In racing terms, Norman Casse has an excellent pedigree. Both of his grandfathers were horse trainers, and his father, Mark Casse, is a successful trainer in North America and Canada. But Norman, 33, didn’t get interested in the family business until 2004, when he watched Smarty Jones make his ultimately unsuccessful run at the Triple Crown. The next year, Norman accompanied his dad to Churchill Downs with Mark Casse’s first Derby starter, Seaside Retreat. “That was it for me,” said Norman, who graduated from Bellarmine with a business degree. “I knew I wanted to try a career in training.”
He took out an assistant trainer license in 2006 and joined his father at Casse Racing, which earned a career-best 235 victories in 2016. In May, Mark and Norman Casse were ready for their shot at the Kentucky Derby with Classic Empire, the 2-year-old champion of 2016 and an early favorite. A rough start on an extremely sloppy track left him near the back of the pack heading into the first turn, but he rallied mightily to finish on the board in fourth.

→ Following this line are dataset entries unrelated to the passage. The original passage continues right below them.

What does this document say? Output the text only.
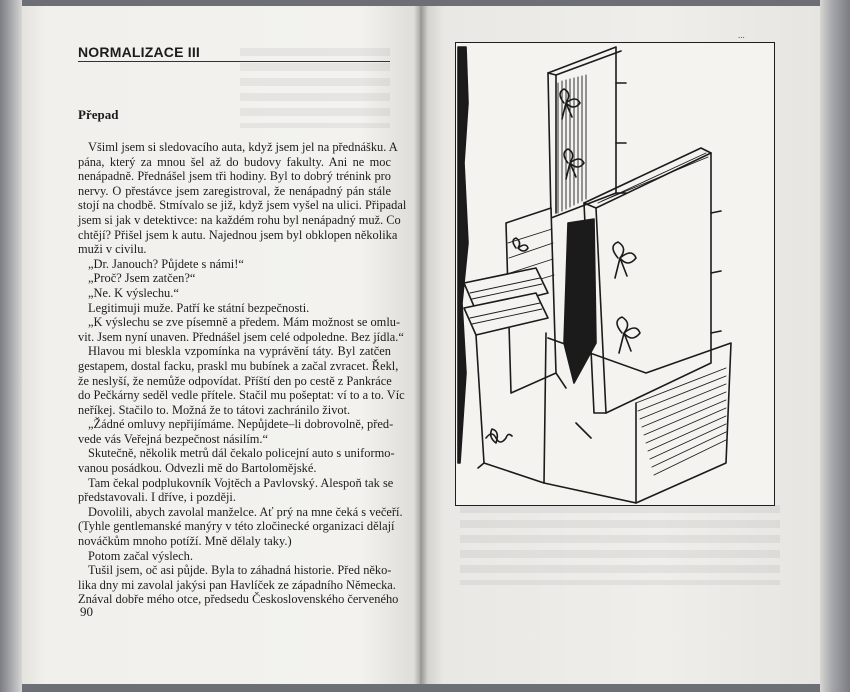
NORMALIZACE III
Přepad
Všiml jsem si sledovacího auta, když jsem jel na přednášku. A
pána, který za mnou šel až do budovy fakulty. Ani ne moc
nenápadně. Přednášel jsem tři hodiny. Byl to dobrý trénink pro
nervy. O přestávce jsem zaregistroval, že nenápadný pán stále
stojí na chodbě. Stmívalo se již, když jsem vyšel na ulici. Připadal
jsem si jak v detektivce: na každém rohu byl nenápadný muž. Co
chtějí? Přišel jsem k autu. Najednou jsem byl obklopen několika
muži v civilu.
„Dr. Janouch? Půjdete s námi!“
„Proč? Jsem zatčen?“
„Ne. K výslechu.“
Legitimuji muže. Patří ke státní bezpečnosti.
„K výslechu se zve písemně a předem. Mám možnost se omlu-
vit. Jsem nyní unaven. Přednášel jsem celé odpoledne. Bez jídla.“
Hlavou mi bleskla vzpomínka na vyprávění táty. Byl zatčen
gestapem, dostal facku, praskl mu bubínek a začal zvracet. Řekl,
že neslyší, že nemůže odpovídat. Příští den po cestě z Pankráce
do Pečkárny seděl vedle přítele. Stačil mu pošeptat: ví to a to. Víc
neříkej. Stačilo to. Možná že to tátovi zachránilo život.
„Žádné omluvy nepřijímáme. Nepůjdete–li dobrovolně, před-
vede vás Veřejná bezpečnost násilím.“
Skutečně, několik metrů dál čekalo policejní auto s uniformo-
vanou posádkou. Odvezli mě do Bartolomějské.
Tam čekal podplukovník Vojtěch a Pavlovský. Alespoň tak se
představovali. I dříve, i později.
Dovolili, abych zavolal manželce. Ať prý na mne čeká s večeří.
(Tyhle gentlemanské manýry v této zločinecké organizaci dělají
nováčkům mnoho potíží. Mně dělaly taky.)
Potom začal výslech.
Tušil jsem, oč asi půjde. Byla to záhadná historie. Před něko-
lika dny mi zavolal jakýsi pan Havlíček ze západního Německa.
Znával dobře mého otce, předsedu Československého červeného
90
...
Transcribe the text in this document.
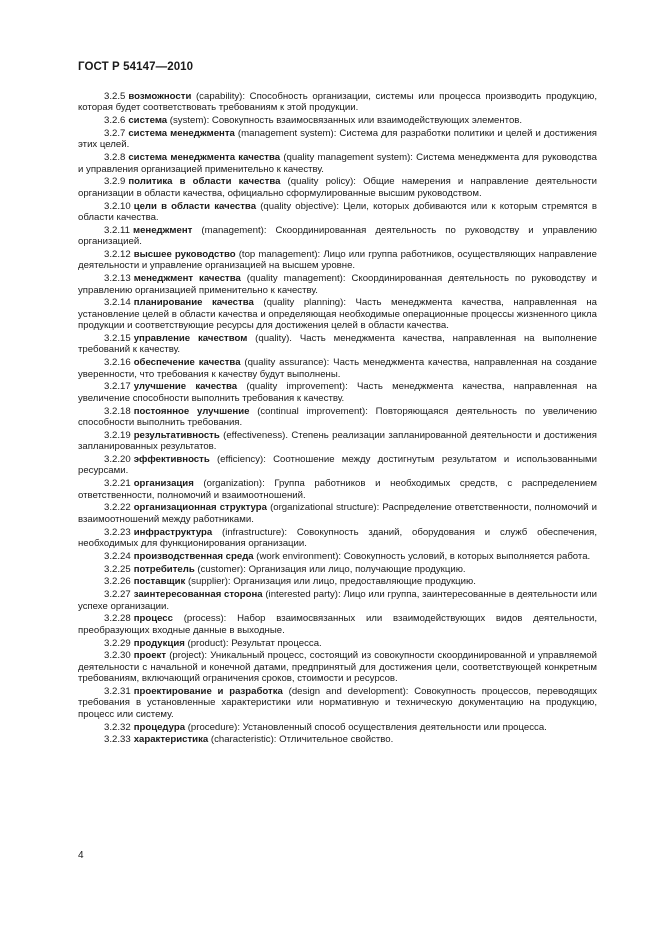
ГОСТ Р 54147—2010

3.2.5 возможности (capability): Способность организации, системы или процесса производить продукцию, которая будет соответствовать требованиям к этой продукции.

3.2.6 система (system): Совокупность взаимосвязанных или взаимодействующих элементов.

3.2.7 система менеджмента (management system): Система для разработки политики и целей и достижения этих целей.

3.2.8 система менеджмента качества (quality management system): Система менеджмента для руководства и управления организацией применительно к качеству.

3.2.9 политика в области качества (quality policy): Общие намерения и направление деятельности организации в области качества, официально сформулированные высшим руководством.

3.2.10 цели в области качества (quality objective): Цели, которых добиваются или к которым стремятся в области качества.

3.2.11 менеджмент (management): Скоординированная деятельность по руководству и управлению организацией.

3.2.12 высшее руководство (top management): Лицо или группа работников, осуществляющих направление деятельности и управление организацией на высшем уровне.

3.2.13 менеджмент качества (quality management): Скоординированная деятельность по руководству и управлению организацией применительно к качеству.

3.2.14 планирование качества (quality planning): Часть менеджмента качества, направленная на установление целей в области качества и определяющая необходимые операционные процессы жизненного цикла продукции и соответствующие ресурсы для достижения целей в области качества.

3.2.15 управление качеством (quality). Часть менеджмента качества, направленная на выполнение требований к качеству.

3.2.16 обеспечение качества (quality assurance): Часть менеджмента качества, направленная на создание уверенности, что требования к качеству будут выполнены.

3.2.17 улучшение качества (quality improvement): Часть менеджмента качества, направленная на увеличение способности выполнить требования к качеству.

3.2.18 постоянное улучшение (continual improvement): Повторяющаяся деятельность по увеличению способности выполнить требования.

3.2.19 результативность (effectiveness). Степень реализации запланированной деятельности и достижения запланированных результатов.

3.2.20 эффективность (efficiency): Соотношение между достигнутым результатом и использованными ресурсами.

3.2.21 организация (organization): Группа работников и необходимых средств, с распределением ответственности, полномочий и взаимоотношений.

3.2.22 организационная структура (organizational structure): Распределение ответственности, полномочий и взаимоотношений между работниками.

3.2.23 инфраструктура (infrastructure): Совокупность зданий, оборудования и служб обеспечения, необходимых для функционирования организации.

3.2.24 производственная среда (work environment): Совокупность условий, в которых выполняется работа.

3.2.25 потребитель (customer): Организация или лицо, получающие продукцию.

3.2.26 поставщик (supplier): Организация или лицо, предоставляющие продукцию.

3.2.27 заинтересованная сторона (interested party): Лицо или группа, заинтересованные в деятельности или успехе организации.

3.2.28 процесс (process): Набор взаимосвязанных или взаимодействующих видов деятельности, преобразующих входные данные в выходные.

3.2.29 продукция (product): Результат процесса.

3.2.30 проект (project): Уникальный процесс, состоящий из совокупности скоординированной и управляемой деятельности с начальной и конечной датами, предпринятый для достижения цели, соответствующей конкретным требованиям, включающий ограничения сроков, стоимости и ресурсов.

3.2.31 проектирование и разработка (design and development): Совокупность процессов, переводящих требования в установленные характеристики или нормативную и техническую документацию на продукцию, процесс или систему.

3.2.32 процедура (procedure): Установленный способ осуществления деятельности или процесса.

3.2.33 характеристика (characteristic): Отличительное свойство.

4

At the Preakness Stakes in Baltimore two weeks later, Classic Empire powered past Derby winner Always Dreaming in the backstretch and seemed headed for the winner’s circle until Cloud Computing overtook him near the wire. He was again the favorite for the Belmont, the final leg of the Triple Crown, but the Casses pulled him after he developed a hoof abscess a few days before the race. At press time, they planned to run Classic Empire in the Haskell Invitational, part of the Breeders’ Cup Challenge Series, at Monmouth Park in New Jersey on July 30.
Photographer Bill Luster followed Norman Casse on the backside leading up to the Kentucky Derby. We will wager it isn’t the last time we see this trainer there on the first Saturday in May.